Joan Wasser

Joan Wasser 2250 1500 wordadmin
I always knew. We were told before we understood what adoption meant. My brother and I have different skin tones from our parents so it’s fairly obvious but they were truth-tellers anyway. What a difference the truth makes.
Growing up in a family that had no blood ties but who were bound, instead, by love gave me a specific way of thinking about the world. Anyone I met was potentially related to me. If we go way back, we all stem from one human being but how many of us think about it with every interaction? I looked for likeness in everyone.
When I met my biological mother, me 20, her 37, it felt unimaginably easy. We connected through the Maine Adoption Reunion Registry. She was in love and had just gotten married. They would end up adopting a child themselves. I would be fortunate enough to be a stem-cell donor for a transplant that would give her almost three more years of life.
She led me to finding my biological father five years later. To make contact for the first time, I would take three buses and arrive in a part of Maine seen by very few. I’d meet my two half sisters, 9 and 11 years my junior who’d just learned about me and who were (thankfully) excited to have another sister from NYC.
I’d learn I have my father’s nose and knees and my mother’s hands, handwriting and gestures.
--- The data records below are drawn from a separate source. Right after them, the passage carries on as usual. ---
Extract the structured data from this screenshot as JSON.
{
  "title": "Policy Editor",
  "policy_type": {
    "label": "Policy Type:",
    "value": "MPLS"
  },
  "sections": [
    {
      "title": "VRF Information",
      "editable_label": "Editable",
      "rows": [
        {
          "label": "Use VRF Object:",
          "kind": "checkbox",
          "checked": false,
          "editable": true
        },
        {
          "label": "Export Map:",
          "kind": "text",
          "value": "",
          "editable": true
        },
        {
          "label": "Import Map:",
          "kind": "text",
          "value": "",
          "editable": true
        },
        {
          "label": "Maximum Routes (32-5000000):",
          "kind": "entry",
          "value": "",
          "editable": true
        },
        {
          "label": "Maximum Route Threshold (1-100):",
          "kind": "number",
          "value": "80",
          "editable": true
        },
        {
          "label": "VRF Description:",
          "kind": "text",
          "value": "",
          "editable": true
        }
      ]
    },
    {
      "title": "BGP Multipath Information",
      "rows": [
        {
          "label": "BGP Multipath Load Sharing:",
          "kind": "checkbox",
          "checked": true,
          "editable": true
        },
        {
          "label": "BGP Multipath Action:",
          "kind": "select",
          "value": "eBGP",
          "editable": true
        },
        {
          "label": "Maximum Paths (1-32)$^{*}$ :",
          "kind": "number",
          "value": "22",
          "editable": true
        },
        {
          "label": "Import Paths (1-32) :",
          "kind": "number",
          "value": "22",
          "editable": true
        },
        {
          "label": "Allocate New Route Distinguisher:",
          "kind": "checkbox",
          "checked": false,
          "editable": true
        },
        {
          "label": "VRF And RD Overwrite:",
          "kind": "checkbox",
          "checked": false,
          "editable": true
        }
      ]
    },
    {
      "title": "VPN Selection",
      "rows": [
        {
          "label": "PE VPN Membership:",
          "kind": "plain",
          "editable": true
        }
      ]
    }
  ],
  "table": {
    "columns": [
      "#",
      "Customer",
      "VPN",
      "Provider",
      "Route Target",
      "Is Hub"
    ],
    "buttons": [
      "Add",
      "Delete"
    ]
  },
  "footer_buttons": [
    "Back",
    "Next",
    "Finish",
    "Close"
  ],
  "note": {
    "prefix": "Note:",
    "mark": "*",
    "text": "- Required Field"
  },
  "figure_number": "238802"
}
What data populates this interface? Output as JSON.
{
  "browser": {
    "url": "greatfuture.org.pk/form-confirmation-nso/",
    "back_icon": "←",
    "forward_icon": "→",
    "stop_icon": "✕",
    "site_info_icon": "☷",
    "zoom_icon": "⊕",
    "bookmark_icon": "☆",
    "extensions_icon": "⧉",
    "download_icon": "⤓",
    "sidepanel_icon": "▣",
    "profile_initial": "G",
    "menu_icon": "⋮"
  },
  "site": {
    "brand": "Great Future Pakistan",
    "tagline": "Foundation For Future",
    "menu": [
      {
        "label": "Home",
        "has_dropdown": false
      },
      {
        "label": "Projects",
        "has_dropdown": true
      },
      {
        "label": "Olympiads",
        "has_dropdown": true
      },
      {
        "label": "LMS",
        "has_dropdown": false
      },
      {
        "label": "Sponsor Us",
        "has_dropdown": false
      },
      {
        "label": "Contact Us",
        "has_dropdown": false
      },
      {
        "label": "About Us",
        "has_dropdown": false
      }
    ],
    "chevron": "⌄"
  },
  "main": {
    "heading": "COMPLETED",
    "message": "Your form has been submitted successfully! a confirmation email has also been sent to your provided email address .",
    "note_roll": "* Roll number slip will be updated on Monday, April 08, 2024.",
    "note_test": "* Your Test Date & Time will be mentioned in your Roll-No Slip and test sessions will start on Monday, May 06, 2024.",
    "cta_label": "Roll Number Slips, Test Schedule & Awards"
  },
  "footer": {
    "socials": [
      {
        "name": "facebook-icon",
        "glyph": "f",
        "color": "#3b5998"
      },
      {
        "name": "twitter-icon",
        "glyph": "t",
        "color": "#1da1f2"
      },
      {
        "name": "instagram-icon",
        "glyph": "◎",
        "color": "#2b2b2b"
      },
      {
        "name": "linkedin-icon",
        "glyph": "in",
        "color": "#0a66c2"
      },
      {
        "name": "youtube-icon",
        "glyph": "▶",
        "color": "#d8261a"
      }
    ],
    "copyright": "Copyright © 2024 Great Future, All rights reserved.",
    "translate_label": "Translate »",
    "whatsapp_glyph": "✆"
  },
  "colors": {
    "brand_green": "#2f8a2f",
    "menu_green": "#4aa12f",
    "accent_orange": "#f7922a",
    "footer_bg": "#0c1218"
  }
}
I’d learn that to have four parents felt exceedingly lucky. The two who raised me felt like my parents and two who made me felt more like siblings or, dare I say, angels. I’d also learn that losing four parents is doubly painful.
When I meet other adoptees, I feel a sense of ease. It’s like a secret society. Because there is no special handshake the connection is typically revealed in some roundabout way. No two perspectives are the same, but I notice similarities. Fierce independence is a character trait my brother and I share across very dissimilar personalities. Did the experience of being given up at birth prepare us to feel untethered and wildly self-protective from the first breath? Or are these our inherent personalities? These are gloriously unanswerable questions.